When he was young, he was a slender guy who looked like the picture of health. His skin was very smooth. Now it looks like a gravel road.
Harvard Medical School says that when you take testosterone, your body stops making it. When you come off it, I guess you turn into Richard Simmons until you recover. And then you have whatever to-you unsatisfactory levels you had before you started.
I’m sure there is a legitimate use for testosterone therapy, like when you’ve had parts torn off in an industrial accident or you’ve been married to a feminist for 25 years, but as for elective users, I think any therapy that requires constant bloodwork and vigilant monitoring of one’s circulatory health is suspect.

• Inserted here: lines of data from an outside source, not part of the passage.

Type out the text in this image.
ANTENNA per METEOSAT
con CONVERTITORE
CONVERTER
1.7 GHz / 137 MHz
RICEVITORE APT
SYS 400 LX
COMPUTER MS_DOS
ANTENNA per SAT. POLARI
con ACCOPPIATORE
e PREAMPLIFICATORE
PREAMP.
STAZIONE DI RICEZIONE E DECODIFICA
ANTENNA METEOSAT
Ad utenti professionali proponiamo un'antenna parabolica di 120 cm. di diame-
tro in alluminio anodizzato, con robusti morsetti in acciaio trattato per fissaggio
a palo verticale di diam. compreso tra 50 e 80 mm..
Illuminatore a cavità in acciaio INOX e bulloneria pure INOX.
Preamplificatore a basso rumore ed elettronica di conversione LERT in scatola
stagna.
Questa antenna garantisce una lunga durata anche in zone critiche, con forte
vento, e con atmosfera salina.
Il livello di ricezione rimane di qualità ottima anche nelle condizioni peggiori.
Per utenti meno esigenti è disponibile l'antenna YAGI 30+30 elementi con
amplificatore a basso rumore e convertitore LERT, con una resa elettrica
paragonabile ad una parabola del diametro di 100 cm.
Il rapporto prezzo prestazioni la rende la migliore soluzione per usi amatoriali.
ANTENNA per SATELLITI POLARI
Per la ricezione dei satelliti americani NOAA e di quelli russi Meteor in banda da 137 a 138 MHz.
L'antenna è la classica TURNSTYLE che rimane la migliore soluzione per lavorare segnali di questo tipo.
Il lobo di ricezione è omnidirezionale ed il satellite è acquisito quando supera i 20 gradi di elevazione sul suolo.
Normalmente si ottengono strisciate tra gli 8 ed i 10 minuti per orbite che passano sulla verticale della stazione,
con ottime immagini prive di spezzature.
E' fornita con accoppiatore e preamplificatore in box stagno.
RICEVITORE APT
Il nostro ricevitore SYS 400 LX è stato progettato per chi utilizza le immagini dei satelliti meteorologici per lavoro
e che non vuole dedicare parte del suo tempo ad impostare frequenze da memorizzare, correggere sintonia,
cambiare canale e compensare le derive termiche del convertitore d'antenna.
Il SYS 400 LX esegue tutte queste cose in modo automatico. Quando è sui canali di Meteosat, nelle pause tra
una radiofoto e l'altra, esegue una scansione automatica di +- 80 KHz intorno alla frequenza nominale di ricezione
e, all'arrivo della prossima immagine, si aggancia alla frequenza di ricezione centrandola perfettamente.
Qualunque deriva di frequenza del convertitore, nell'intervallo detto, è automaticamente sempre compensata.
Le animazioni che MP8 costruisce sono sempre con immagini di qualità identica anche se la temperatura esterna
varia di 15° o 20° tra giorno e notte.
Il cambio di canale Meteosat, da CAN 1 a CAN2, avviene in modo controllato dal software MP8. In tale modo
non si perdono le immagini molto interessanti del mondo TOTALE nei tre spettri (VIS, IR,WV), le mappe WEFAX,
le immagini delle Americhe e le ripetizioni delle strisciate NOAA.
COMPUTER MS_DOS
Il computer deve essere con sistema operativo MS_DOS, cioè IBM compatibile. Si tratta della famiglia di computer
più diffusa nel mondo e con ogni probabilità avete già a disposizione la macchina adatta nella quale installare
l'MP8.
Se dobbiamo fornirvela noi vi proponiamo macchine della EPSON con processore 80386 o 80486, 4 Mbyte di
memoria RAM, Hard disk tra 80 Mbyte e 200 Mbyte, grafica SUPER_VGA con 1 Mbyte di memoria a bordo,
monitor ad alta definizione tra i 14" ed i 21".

I don’t think my level is a problem. I have tons of energy. I sleep well when my baby son allows it. I’m far from depressed. I am still fertile, or at least I was in early 2024. I respond to strength training. I don’t feel tempted to vote for liberals.
I want to be able to cope with life’s minor challenges. I want to get through this life without new joints or a back brace. I do not have to be super-strong to be satisfied, and I do not expect to look much better than I do right now. I think this is the best attitude.
December 1st, 2025 at 2:47 PM
Not sure about the low reps. I did powerlifting for years, starting in high school, where I threw shot put. Great fun. But then I got to my fifties, and I realized that that particular kind of strength was not functional. What did I do? Well, I went hiking and fishing, so I needed strong legs and cardio. I have a garden, so I spend a lot of time yanking out weeds. Using little muscles in the hips and back. Walking on uneven terrain and using odd muscles in my back. So I changed my workout to reflect things that I actually do, rather than pushing 100 pound dummies, which only occurs in the gym, and which may injure me as I get old. Older. I think it was the right thing. Also cardio, which I have to force myself to do because it is boring.
December 1st, 2025 at 3:29 PM
For a while in my early twenties, I lifted weights, mainly because I was too conscious of being skinny. To complement the lifting, I also ate all the time. I thought maybe women would find me more attractive, but it didn’t seem to make any difference. It also made my knees sore.
Steroids are increasingly popular here in Scotland too, to judge by the number of bulked-up, tattooed, balding middle-aged men I see on the streets. Like you, I’m not sure who they’re bulking up for. Maybe each other.
To me, it signifies what my mother’s second husband called ‘A want’ (Some psychological defect or other).
December 1st, 2025 at 4:23 PM
I won’t be doing the three powerlifting event exercises. I found out powerlifting is a sport, not an optimized way to develop strength or fitness, so I don’t want anything to do with it. I’ll be doing the exercise I made up, plus two exercises that are not really squats or powerlifts.
I just want something quick and reasonably productive.
December 1st, 2025 at 5:17 PM
With your kind of lifting I’ve run across two similar methods. One has you make all of the movements slowly – a count of 10 up and 10 down. Lifting slowly ensures your muscles are doing all the work and are not being helped by momentum. There is also the 5×5 system where you work up to five sets of five reps. Advocates of that system make the same arguments you do about reps.